Warning: Rant to ensue imminently.
This week marked the sudden demise of SyFy’s series Caprica, a spinoff prequel to Battlestar Galactica that starred Eric Stoltz as the troubled scientist who first created Cylons. It would have been nice to know that the end of the show was nigh. I wasn’t prepared for this particular apocalypse.

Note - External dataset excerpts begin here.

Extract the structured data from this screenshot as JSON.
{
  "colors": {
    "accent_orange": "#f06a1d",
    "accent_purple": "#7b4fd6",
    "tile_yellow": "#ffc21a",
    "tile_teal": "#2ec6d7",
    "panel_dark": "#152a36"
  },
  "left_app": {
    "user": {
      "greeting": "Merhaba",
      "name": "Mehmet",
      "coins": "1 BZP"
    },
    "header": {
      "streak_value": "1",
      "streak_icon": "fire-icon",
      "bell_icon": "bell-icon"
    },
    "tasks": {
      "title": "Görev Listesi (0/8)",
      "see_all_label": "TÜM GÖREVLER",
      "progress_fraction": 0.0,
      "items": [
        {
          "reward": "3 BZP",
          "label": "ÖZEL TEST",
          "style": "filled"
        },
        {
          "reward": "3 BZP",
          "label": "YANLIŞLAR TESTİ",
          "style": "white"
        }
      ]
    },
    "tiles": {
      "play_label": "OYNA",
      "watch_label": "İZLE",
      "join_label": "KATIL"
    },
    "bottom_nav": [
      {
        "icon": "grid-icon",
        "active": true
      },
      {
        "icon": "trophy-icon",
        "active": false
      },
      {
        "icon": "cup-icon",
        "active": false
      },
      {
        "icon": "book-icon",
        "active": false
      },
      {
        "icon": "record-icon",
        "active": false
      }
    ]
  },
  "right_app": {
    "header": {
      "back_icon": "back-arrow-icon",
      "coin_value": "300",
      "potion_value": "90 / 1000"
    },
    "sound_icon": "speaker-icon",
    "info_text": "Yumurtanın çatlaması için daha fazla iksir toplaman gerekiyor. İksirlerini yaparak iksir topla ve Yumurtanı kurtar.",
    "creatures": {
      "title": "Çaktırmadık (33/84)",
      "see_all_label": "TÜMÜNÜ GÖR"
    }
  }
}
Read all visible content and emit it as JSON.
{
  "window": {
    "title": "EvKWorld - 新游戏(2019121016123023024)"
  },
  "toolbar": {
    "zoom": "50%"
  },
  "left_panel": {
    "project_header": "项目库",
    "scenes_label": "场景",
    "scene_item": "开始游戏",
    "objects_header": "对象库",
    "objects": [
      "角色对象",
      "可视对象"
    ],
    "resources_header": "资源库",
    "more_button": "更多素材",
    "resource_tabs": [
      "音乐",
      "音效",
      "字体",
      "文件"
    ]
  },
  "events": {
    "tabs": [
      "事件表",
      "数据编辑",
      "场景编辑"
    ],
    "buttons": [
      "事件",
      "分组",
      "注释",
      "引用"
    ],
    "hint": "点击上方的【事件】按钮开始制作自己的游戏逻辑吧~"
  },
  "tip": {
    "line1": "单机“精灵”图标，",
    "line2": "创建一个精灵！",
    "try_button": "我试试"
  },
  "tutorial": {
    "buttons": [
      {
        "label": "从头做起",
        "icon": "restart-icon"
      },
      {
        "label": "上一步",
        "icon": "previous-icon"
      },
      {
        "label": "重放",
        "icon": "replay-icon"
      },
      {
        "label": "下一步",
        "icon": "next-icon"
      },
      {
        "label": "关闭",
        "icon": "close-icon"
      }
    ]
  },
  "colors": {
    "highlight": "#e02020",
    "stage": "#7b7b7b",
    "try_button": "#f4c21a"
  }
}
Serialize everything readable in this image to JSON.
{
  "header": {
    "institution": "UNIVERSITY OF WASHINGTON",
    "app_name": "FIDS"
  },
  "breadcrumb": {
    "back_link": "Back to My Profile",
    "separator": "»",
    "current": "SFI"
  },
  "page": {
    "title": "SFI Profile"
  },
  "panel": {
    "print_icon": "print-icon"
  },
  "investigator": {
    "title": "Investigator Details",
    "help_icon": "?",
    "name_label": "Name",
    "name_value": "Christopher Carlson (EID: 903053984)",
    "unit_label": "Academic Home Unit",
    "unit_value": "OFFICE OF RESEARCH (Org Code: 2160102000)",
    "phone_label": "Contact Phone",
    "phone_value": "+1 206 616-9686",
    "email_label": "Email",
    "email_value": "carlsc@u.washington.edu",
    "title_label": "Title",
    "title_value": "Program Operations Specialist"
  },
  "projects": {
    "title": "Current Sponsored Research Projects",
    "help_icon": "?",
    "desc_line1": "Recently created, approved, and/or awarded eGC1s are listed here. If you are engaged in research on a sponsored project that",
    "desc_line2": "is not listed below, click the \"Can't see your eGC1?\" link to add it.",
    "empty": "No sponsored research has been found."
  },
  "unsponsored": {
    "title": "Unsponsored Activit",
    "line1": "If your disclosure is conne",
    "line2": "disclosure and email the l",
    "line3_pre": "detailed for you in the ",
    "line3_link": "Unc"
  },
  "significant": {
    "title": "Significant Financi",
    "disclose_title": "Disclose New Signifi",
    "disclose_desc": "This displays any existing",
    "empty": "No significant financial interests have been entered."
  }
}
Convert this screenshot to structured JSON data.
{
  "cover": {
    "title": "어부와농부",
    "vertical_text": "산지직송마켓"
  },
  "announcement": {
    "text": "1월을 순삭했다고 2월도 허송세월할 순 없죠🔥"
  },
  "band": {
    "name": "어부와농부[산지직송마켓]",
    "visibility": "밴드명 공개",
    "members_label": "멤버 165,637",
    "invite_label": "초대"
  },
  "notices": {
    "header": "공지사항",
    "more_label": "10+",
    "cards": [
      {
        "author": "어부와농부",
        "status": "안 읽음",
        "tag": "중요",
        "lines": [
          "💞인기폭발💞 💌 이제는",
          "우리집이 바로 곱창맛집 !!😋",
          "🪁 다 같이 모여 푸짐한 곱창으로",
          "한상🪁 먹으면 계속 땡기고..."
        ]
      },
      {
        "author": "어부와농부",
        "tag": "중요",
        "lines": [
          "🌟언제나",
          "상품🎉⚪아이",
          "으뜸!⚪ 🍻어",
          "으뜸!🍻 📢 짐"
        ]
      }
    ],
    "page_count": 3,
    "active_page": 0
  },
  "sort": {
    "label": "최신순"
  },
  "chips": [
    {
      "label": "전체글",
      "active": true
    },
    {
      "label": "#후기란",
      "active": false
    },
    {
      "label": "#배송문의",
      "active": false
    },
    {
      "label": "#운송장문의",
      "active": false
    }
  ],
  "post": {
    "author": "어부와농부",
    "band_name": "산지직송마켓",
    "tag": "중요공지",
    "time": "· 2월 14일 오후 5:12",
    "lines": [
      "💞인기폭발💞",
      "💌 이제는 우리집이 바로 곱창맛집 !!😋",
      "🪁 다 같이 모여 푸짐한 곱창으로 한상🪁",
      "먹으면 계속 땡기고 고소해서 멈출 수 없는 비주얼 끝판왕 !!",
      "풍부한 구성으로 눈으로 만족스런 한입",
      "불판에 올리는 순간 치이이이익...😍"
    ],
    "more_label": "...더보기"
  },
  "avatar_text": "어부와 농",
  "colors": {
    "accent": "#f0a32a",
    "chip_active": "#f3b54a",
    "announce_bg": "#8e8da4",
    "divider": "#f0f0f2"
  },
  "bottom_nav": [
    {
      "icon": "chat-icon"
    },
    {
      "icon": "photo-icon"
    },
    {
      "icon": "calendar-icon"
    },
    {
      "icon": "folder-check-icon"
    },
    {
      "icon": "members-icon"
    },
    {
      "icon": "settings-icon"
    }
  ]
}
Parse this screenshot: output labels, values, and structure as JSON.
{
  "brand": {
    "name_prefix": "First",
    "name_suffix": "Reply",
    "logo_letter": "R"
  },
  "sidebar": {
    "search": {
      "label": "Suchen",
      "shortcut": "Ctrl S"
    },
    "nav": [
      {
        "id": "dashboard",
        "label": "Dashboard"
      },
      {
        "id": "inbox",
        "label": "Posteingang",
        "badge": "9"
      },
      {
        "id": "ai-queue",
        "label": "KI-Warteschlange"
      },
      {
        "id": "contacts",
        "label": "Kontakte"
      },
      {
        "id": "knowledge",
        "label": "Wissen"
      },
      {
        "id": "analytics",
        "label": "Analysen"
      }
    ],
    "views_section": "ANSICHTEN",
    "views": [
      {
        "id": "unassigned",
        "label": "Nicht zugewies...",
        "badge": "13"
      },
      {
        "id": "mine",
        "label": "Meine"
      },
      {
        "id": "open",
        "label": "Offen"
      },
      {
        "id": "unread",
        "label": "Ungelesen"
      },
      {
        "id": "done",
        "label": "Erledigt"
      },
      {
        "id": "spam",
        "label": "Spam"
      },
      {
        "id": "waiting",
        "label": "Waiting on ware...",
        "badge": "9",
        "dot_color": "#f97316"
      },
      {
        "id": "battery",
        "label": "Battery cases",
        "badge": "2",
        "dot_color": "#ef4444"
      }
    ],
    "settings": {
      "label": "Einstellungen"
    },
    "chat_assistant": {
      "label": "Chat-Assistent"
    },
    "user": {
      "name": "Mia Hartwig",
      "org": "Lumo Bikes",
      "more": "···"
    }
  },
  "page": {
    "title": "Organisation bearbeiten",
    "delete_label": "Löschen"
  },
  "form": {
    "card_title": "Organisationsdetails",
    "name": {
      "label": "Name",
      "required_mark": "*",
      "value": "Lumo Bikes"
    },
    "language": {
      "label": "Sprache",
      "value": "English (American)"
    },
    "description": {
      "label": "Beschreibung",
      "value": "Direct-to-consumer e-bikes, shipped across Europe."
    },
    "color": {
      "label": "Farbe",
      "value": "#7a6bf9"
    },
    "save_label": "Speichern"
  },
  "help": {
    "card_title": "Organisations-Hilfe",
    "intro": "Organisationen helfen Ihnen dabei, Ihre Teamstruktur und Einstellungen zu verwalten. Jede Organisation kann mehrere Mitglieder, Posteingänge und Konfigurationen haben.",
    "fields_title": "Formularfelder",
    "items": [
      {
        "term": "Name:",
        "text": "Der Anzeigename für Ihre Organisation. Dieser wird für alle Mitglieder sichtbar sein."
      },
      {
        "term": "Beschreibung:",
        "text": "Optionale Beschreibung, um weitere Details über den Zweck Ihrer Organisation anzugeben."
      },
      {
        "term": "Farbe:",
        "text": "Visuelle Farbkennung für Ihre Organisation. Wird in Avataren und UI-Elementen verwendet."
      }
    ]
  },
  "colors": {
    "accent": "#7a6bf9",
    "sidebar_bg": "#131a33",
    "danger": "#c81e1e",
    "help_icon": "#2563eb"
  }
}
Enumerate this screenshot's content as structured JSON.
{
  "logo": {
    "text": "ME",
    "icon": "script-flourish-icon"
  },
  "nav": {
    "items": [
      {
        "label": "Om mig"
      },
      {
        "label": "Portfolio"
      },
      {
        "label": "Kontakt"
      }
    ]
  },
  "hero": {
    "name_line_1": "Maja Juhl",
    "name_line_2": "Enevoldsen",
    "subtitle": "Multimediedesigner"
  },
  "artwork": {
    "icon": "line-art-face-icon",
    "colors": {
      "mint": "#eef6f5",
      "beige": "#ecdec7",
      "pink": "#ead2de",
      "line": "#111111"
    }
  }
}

The series has exited with a whimper and not a bang; when I checked in August about the channel’s plans for airing the show’s second season, the word on the street was that it would return in January 2011. However, with very little fanfare, the network announced on September 9 that the show would return on October 5 on a different night of the week, meaning that hundreds of thousands of diehard fans, myself included, simply missed the first half of Caprica‘s second season. Not surprisingly, the sophomore season’s ratings were abysmal, and the series’ cancellation was announced almost immediately, with the five remaining episodes scheduled to air beginning this past Tuesday, January 4.
Then when I tuned in on Tuesday (at 6 p.m. . . . who airs a prime time TV show at 6 p.m.?), I discovered that SyFy’s program planning was even worse than I had thought. The channel was airing ALL of the five remaining episodes back to back in a single marathon.
If I’d known it was the end, I would have thrown a party, or at least a wake.
It’s a shoddy way for SyFy to treat one of its most courageous and unconventional programs. If its revival of Battlestar Galactica was dark, then Caprica was outright noir, no longer merely playing at the edges of humanity’s flirtations with evil. Like Battlestar Galactica, Caprica began with a seismic conflict–a religiously motivated terrorist attack. In fact, Caprica’s premiere was actually less apocalyptic than BSG‘s, which opened with a full-fledged nuclear holocaust. But Caprica began to show its true colors almost immediately, daring to delve into the tangled ruthlessness of ordinary people as it investigated the creation of the Cylons, that race unleashed upon humanity by humanity itself.
One of the problems with Caprica is that it has been so difficult to find a human character to root for. They are all so flawed, so lost. Unlike BSG, the prequel has no clearly discernible moral center, no great leader to emulate, and no end goal in sight. It’s not surprising that viewers lost interest, even though the program offered great food for thought and excellent performances. SyFy didn’t give it any time at all to gel.
And here’s the final insult: SyFy replaced Caprica in its coveted Friday lineup with WWE Smackdown, a wrestling extravaganza that is a far cry from science fiction. Wrestling? Unless it’s an alien vs. a Cyclops, it’s tough to see the science fiction angle. Every fan is now saying: What the frak?